The Worst Thing America Could Do Would Be to Take Military Action in Ukraine
FILED TO: Politics
There are so many layers to the Malaysia Airlines Flight 17 tragedy that it’s nearly impossible to know what will happen next. As with any major tragedy, especially the bellicose ones, history has taught us that there are two distinct paths that can be taken in the wake of these sorts of events.
Beyond ascertaining the circumstances surrounding the shooting-down of the passenger jet; beyond comforting the grieving families and mourning those who were lost, it is absolutely critical that the voices who will inevitably call for immediate and unilateral U.S. military action in Ukraine need to be strategically and unflinchingly marginalized. I mean, mercilessly. Of course, congressional leaders like Sen. John McCain (R-AZ) and television screechers like Bill O’Reilly, each of whom demanded action today, do a pretty fine job of marginalizing themselves, but that’s not enough — not this time. They should be verbally beaten down like anyone who revels in irrational, kneejerk behavior in the face of an international tragedy.
If this truly turns out to be connected with Russian President Vladimir Putin, the United States or any of the nations that lost people in the skies over Donetsk on Thursday won’t need to fire a single shot. Indeed, the world and perhaps many of Putin’s own citizens will line up in solidarity against his despotism. In fact, the worst possible U.S. response would be to engage Putin militarily in Ukraine. A considerable chunk of that solidarity and, more importantly, the moral high ground would be wiped away.

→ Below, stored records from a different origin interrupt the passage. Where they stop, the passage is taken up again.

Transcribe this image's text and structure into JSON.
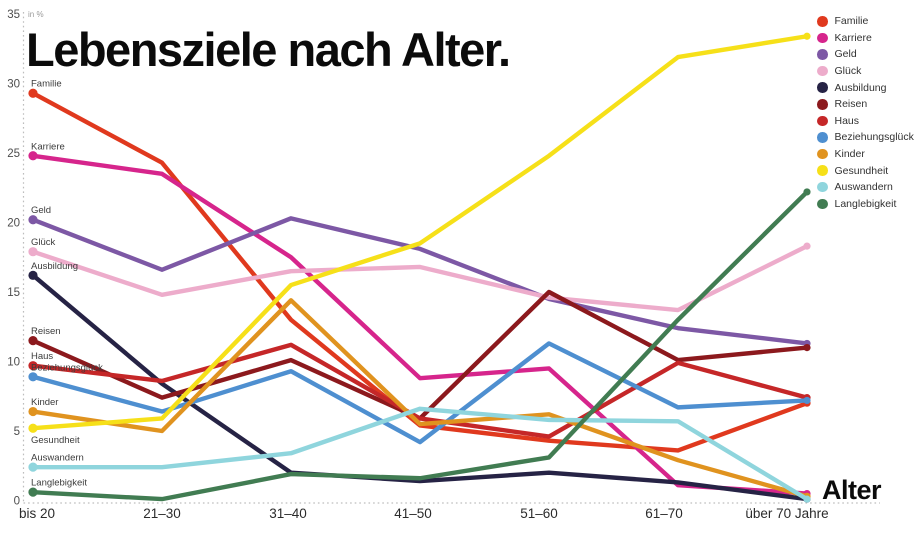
{
  "header": {
    "title": "Lebensziele nach Alter."
  },
  "chart_data": {
    "type": "line",
    "title": "Lebensziele nach Alter.",
    "ylabel": "in %",
    "xlabel": "Alter",
    "ylim": [
      0,
      35
    ],
    "yticks": [
      0,
      5,
      10,
      15,
      20,
      25,
      30,
      35
    ],
    "grid": false,
    "legend_position": "top-right",
    "categories": [
      "bis 20",
      "21–30",
      "31–40",
      "41–50",
      "51–60",
      "61–70",
      "über 70 Jahre"
    ],
    "series": [
      {
        "name": "Familie",
        "color": "#e0391e",
        "values": [
          29.3,
          24.3,
          13.0,
          5.4,
          4.3,
          3.6,
          7.0
        ]
      },
      {
        "name": "Karriere",
        "color": "#d6258c",
        "values": [
          24.8,
          23.5,
          17.5,
          8.8,
          9.5,
          1.1,
          0.5
        ]
      },
      {
        "name": "Geld",
        "color": "#7d58a5",
        "values": [
          20.2,
          16.6,
          20.3,
          18.1,
          14.5,
          12.4,
          11.3
        ]
      },
      {
        "name": "Glück",
        "color": "#edaccb",
        "values": [
          17.9,
          14.8,
          16.5,
          16.8,
          14.6,
          13.7,
          18.3
        ]
      },
      {
        "name": "Ausbildung",
        "color": "#262345",
        "values": [
          16.2,
          8.4,
          2.0,
          1.4,
          2.0,
          1.3,
          0.1
        ]
      },
      {
        "name": "Reisen",
        "color": "#8c191d",
        "values": [
          11.5,
          7.4,
          10.1,
          5.9,
          15.0,
          10.1,
          11.0
        ]
      },
      {
        "name": "Haus",
        "color": "#c52728",
        "values": [
          9.7,
          8.6,
          11.2,
          5.9,
          4.6,
          9.9,
          7.4
        ]
      },
      {
        "name": "Beziehungsglück",
        "color": "#4e8fd0",
        "values": [
          8.9,
          6.4,
          9.3,
          4.2,
          11.3,
          6.7,
          7.2
        ]
      },
      {
        "name": "Kinder",
        "color": "#e0931f",
        "values": [
          6.4,
          5.0,
          14.4,
          5.5,
          6.2,
          2.9,
          0.3
        ]
      },
      {
        "name": "Gesundheit",
        "color": "#f6e019",
        "values": [
          5.2,
          5.9,
          15.5,
          18.5,
          24.8,
          31.9,
          33.4
        ],
        "label_position": "below"
      },
      {
        "name": "Auswandern",
        "color": "#8fd5dd",
        "values": [
          2.4,
          2.4,
          3.4,
          6.6,
          5.8,
          5.7,
          0.1
        ]
      },
      {
        "name": "Langlebigkeit",
        "color": "#417c52",
        "values": [
          0.6,
          0.1,
          1.9,
          1.6,
          3.1,
          13.0,
          22.2
        ]
      }
    ]
  }
}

That’s not to say there will never again be a valid reason for U.S. forces to intervene overseas. But in Ukraine with a proxy war against Putin, the conflict would quickly be seen as another go-it-alone American military excursion, diminishing the affair into a contest between the U.S. and Russia, rather than the entire world against Russia. Unilateral action would absolutely decimate what might otherwise be accomplished through building upon what’s quickly becoming a universal accord against Russia’s aggression against civilians.
Rewind back to the year following 9/11. The U.S. could’ve accomplished massive, world-improving goals had it parlayed the outpouring of sympathy and unity from nearly every corner of the globe. Instead of capitalizing on that rare window of global fraternity, the Bush administration instead squandered it with a frivolous, ill-conceived invasion of Iraq, fueled by misplaced triumphalism and blind hubris. From the rumble at Ground Zero, a new era of worldwide unity was within our grasp, but the opportunity was squandered, giving way to shame, embarrassment and more bloodshed.
A similar choice confronts us today. Which path should we pursue and where will it lead us?